Analysts predicted major losses for stock markets, potentially 10%+ correction territory for the Euro Stoxx 600 and others, but after an hour of trading the markets were well short of that.


Dollar down across the board, heavily against safe havens. But again no real momentum here either. Swiss franc and Japanese yen chief risers and both central banks could intervene to stem gains. Having traded at 101.2, USDJPY quickly returned to 103.4, still lower for the day.

Sterling was up a little, climbing above $1.25 again but little real momentum as Brexit and Article 50 considerations still dominate. Nearly back to $1.24 by 9am on November 9th.

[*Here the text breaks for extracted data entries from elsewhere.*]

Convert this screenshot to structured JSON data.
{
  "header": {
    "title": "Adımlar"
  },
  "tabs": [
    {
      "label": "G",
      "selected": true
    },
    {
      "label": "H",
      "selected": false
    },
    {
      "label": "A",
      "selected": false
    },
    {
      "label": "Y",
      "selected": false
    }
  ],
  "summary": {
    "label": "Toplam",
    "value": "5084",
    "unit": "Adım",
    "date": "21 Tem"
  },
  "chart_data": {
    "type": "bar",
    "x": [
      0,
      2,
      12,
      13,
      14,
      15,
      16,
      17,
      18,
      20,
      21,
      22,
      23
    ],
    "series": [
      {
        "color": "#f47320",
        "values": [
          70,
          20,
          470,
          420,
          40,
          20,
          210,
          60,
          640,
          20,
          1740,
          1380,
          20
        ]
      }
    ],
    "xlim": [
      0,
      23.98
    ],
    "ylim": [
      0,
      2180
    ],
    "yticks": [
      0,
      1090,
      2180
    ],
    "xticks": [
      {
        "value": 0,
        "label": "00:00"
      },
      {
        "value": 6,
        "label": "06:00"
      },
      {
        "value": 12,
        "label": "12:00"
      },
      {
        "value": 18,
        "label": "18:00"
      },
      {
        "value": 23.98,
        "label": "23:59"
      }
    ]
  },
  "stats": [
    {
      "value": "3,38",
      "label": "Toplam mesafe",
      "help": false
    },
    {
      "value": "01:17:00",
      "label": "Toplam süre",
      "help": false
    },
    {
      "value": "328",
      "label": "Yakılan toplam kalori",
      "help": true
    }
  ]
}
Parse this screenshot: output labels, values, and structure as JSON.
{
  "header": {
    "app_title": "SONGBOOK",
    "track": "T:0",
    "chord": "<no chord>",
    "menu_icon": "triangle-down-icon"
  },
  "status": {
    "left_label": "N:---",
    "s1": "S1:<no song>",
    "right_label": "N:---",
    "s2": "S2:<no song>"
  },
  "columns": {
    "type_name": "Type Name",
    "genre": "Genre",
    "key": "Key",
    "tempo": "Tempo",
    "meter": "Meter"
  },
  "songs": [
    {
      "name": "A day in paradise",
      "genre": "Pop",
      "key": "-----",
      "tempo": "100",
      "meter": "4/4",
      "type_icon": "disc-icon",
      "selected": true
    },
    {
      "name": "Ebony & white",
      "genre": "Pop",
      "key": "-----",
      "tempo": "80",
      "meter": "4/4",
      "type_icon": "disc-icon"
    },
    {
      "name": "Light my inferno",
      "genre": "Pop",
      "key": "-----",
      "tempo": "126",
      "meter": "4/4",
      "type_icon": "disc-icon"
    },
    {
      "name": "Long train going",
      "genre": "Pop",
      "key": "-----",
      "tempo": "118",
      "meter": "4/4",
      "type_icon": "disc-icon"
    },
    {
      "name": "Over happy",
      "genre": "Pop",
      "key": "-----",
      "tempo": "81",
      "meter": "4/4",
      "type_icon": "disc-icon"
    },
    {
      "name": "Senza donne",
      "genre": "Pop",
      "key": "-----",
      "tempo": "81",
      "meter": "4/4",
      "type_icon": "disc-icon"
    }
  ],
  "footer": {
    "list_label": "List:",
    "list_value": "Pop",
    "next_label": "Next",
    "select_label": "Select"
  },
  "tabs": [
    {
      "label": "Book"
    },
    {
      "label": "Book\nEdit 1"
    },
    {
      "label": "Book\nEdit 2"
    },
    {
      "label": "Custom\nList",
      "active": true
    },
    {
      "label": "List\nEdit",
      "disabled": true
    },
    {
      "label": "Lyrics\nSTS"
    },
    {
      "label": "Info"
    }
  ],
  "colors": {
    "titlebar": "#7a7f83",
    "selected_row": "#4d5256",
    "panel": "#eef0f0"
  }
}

Expectations for the Federal Reserve to raise interest rates in December have collapsed off the back of the result, pressuring the buck.

But the biggest loser is the Mexican peso, which notched up record losses to reach an all-time low. USDMXN jumped over 10% to trade above 20.


Amid a flight to safety, gold rallied strongly to above $1, 315. Gold was expected to rise firmly on a Trump win, but again it's come off those highs to trade below the $1,300 handle.


US government bond yields sank as investors sought shelter, with expectations the Fed dialling back on hiking rates a key consideration also. The yield on the US 2-year note, which is most sensitive to short term interest rate expectations, slumped 10% before easing back to a 5% dip.